The author of The Selfish Gene stated, in the New Statesman, that the only way Britain’s leaders can know that Brexit is what people want is by holding a second vote.
Mr. Dawkins said Britons should be forced to head to the polls again, suggesting that the referendum was invalid. The Oxford fellow also alleged that should Brexit be the result of the proposed second referendum Remain voters would accept it and be seen as “good losers”.
Furthermore, Mr. Dawkins said he preferred MPs to make decisions on behalf of their voters, rather than in expressions of direct democracy such as referendums. He then called Leave voters “irresponsible” and said they just “wanted to give Cameron a kicking”.

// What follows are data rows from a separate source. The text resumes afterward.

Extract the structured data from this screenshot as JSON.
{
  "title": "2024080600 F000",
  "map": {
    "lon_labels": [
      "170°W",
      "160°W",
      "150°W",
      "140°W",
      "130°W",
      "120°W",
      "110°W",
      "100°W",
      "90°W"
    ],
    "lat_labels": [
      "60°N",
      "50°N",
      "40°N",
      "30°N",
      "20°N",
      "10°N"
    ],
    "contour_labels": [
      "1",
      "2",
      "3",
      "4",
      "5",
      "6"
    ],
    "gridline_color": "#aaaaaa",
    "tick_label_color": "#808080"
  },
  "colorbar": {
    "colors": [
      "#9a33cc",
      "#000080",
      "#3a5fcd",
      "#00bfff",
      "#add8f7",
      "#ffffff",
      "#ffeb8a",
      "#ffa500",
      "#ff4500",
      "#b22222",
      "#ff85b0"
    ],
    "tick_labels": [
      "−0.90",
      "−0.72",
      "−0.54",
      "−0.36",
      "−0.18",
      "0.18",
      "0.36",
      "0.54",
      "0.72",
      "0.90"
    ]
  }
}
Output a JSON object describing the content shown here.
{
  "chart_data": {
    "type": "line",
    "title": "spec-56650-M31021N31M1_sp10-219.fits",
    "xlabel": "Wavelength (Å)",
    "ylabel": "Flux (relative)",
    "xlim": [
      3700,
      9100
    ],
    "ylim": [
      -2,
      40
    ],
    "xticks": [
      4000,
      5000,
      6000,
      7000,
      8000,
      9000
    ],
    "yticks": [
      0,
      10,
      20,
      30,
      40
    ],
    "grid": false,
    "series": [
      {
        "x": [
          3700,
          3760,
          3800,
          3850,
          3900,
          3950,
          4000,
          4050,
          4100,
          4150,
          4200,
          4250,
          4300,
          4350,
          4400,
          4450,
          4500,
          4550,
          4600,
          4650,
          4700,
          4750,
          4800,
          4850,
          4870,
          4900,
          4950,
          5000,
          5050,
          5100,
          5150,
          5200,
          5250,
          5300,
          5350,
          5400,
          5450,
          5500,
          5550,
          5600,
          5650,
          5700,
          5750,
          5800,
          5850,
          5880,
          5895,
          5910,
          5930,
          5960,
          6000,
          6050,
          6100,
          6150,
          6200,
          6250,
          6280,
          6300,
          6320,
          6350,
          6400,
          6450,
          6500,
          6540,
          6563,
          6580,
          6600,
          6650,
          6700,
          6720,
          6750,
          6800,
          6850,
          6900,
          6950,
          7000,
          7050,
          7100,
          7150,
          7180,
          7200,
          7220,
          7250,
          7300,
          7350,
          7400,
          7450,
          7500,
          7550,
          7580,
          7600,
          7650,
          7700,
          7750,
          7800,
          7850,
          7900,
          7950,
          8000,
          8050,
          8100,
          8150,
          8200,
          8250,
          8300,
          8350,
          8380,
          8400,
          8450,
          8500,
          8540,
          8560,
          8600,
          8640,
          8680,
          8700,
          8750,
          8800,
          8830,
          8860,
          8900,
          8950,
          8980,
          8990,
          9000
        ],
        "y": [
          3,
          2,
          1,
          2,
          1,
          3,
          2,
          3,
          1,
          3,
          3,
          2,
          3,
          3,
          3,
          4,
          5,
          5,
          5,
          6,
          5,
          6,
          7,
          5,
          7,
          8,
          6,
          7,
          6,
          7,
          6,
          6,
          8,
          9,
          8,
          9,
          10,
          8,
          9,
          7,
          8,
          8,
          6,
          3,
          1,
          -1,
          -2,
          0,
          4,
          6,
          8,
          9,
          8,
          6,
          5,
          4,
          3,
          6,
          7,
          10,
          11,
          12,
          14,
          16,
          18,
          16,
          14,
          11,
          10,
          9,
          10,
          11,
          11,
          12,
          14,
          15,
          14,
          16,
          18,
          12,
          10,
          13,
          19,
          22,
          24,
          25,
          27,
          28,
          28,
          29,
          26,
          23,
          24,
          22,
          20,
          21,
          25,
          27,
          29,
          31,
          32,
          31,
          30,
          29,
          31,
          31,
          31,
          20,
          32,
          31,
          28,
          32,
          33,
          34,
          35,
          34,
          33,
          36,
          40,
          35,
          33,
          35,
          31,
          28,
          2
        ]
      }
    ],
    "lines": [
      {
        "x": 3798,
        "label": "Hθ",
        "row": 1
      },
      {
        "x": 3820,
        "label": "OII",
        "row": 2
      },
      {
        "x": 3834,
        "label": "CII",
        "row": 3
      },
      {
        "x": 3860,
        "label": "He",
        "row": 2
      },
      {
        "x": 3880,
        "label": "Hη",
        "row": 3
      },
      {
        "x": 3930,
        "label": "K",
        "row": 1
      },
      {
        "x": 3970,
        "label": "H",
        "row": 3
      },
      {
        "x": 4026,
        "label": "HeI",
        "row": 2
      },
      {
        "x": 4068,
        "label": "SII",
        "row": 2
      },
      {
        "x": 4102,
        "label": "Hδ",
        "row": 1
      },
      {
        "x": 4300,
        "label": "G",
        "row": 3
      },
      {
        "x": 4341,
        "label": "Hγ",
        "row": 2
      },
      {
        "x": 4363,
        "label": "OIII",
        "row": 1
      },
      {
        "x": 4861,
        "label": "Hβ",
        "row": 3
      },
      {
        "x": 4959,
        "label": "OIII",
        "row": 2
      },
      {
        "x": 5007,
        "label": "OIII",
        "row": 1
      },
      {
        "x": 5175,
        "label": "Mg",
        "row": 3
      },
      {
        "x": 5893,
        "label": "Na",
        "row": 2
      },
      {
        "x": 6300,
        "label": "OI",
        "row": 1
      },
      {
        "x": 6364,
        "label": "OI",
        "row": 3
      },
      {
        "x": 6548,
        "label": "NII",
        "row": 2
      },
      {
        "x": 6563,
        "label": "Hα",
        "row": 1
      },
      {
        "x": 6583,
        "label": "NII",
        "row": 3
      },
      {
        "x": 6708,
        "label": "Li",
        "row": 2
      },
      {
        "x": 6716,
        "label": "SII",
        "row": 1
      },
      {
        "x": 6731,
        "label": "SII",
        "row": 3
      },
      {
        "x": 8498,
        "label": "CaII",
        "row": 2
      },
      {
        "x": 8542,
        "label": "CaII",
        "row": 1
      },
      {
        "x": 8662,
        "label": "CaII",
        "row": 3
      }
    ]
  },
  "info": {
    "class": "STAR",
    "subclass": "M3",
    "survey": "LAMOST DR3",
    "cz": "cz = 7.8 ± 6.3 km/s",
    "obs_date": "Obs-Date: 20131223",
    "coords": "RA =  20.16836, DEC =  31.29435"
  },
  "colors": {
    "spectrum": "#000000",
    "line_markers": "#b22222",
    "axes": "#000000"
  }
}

The academic said: “’The people of Britain have spoken. Now we must all bury our differences, rally round and pull together with good grace’.
“Fat chance! It sounds good. Yet the problem is that too many of us don’t believe the people of Britain really have spoken.”
The evolutionary biologist said: “Some of us don’t believe the people of Britain were ever qualified to speak on such a complex and sophisticated question in the first place.
“ … We are those who believe not in [direct democracy] but in parliamentary democracy, where the people elect representatives qualified – and paid – to deliberate on complex issues and take decisions after due diligence and careful examination of all the repercussions.
“Our misgivings about [direct democracy] were alarmingly confirmed by the number of people in Britain who googled ‘What is the EU?’ the day after voting to leave it.
“Also by the many irresponsible Leave voters who have belatedly voiced their regret: ‘I didn’t think my vote mattered. I only wanted to give Cameron a kicking. I never thought Leave would win.’”
Despite the fact that, before the referendum, Leave gradually crept up on and then overtook Remain, Mr. Dawkins called the public’s desire for Brexit a “flash-in-the-pan spike”.
The Kenyan-born biologist said the way to guard against such “spikes” is “to specify that there shall be a second vote after a cooling off period: two weeks, say, of sober reflection on the consequence if the first vote for radical change were to be upheld”.
While Mr. Dawkins posited that countries should not hold second referendums in order to get a different result, he argued “the justification for [it] is much stronger than that”.
The popular author wrote: “You cannot hold a second vote simply in the hope of getting a different result. That’s no way to run a democracy.
“ … No, the justification for a second referendum is much stronger than that. It is that, if the result were to go the same way twice, we would all have good grounds for accepting that the people really have spoken their mind and truly favour the huge upheaval that is Brexit.
“Even we staunch EU loyalists would then swallow our misgivings and unite behind a Brexited Britain. We would become good losers, prepared to pull our weight and loyally make the best of it.”